Cet hiver, Joon dessert Berlin, Barcelone, Lisbonne et Porto (puis l’été prochain Rome, Naples, Oslo, Istanbul). Parmi les pilotes volontaires pour ces premières, on trouve Philippe Evain, président du Syndicat national des pilotes de ligne Air France, qui n’avait pas toujours été favorable à Joon, mais aussi Gilles Laurent qui, pendant son mandat de trois ans de directeur général des opérations aériennes (patron des pilotes), avait réussi à améliorer le climat entre les pilotes et la direction.

L’arrivée de Level à Orly

C’est dans ce contexte qu’Air France, encore une fois dans le vert, va aborder la délicate période des négociations salariales. Les bénéfices satisfont les actionnaires et les marchés financiers et il est à nouveau possible pour la compagnie de négocier des prêts pour investir. De nouveaux avions plus économiques devraient alors remplacer les anciens, ce qui permettra d’augmenter l’activité et de dégager des bénéfices. Mais cette spirale vertueuse est fragile. Dans le cadre du plan Trust together qui prévoit une baisse de 1,5 % des coûts par an jusqu’en 2020, des hausses de salaire doivent s’accompagner de nouveaux gains de productivité si le transporteur veut rester compétitif.

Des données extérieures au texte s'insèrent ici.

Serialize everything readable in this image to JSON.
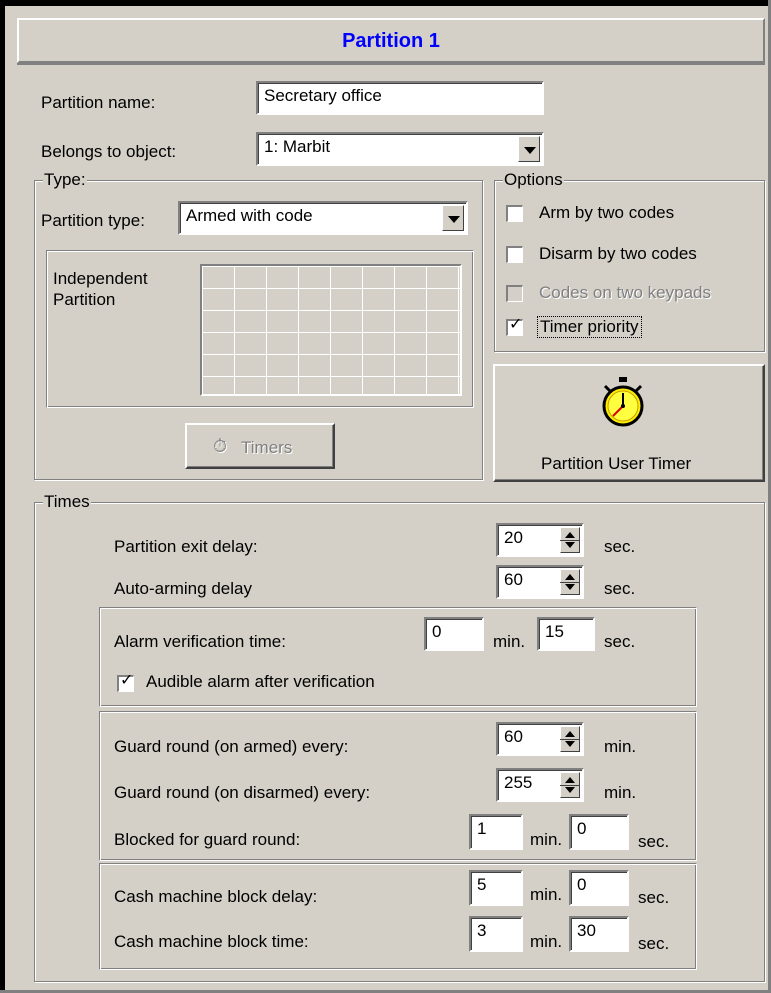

Ce n’est pas le seul nuage dans le ciel d’Air France. L’été passé, French blue, la low-cost du groupe Dubreuil, a ravi, au bout de seulement deux mois d’activité, 17 % de parts de marché entre Paris et La Réunion. Air France a pu limiter la casse grâce au trafic globalement en hausse sur la ligne. Les dirigeants ne s’inquiètent guère de voir Level, la low-cost du groupe IAG (British Airways et Iberia), baser deux long-courriers à Orly pour desservir Montréal, New York et les Antilles (à partir de 99 euros le vol). « Ce ne sont que deux avions », tempère Jean-Marc Janaillac, patron d’Air France-KLM. Mais, à Orly, l’aéroport préféré des Parisiens, Air France n’est pas indéfiniment protégée par la pénurie de droits de trafic ou de slots de décollage et d’atterrissage. Level peut utiliser ceux de British Airways, d’Iberia, de Vueling et d’Openskies. De quoi construire un beau réseau concurrent.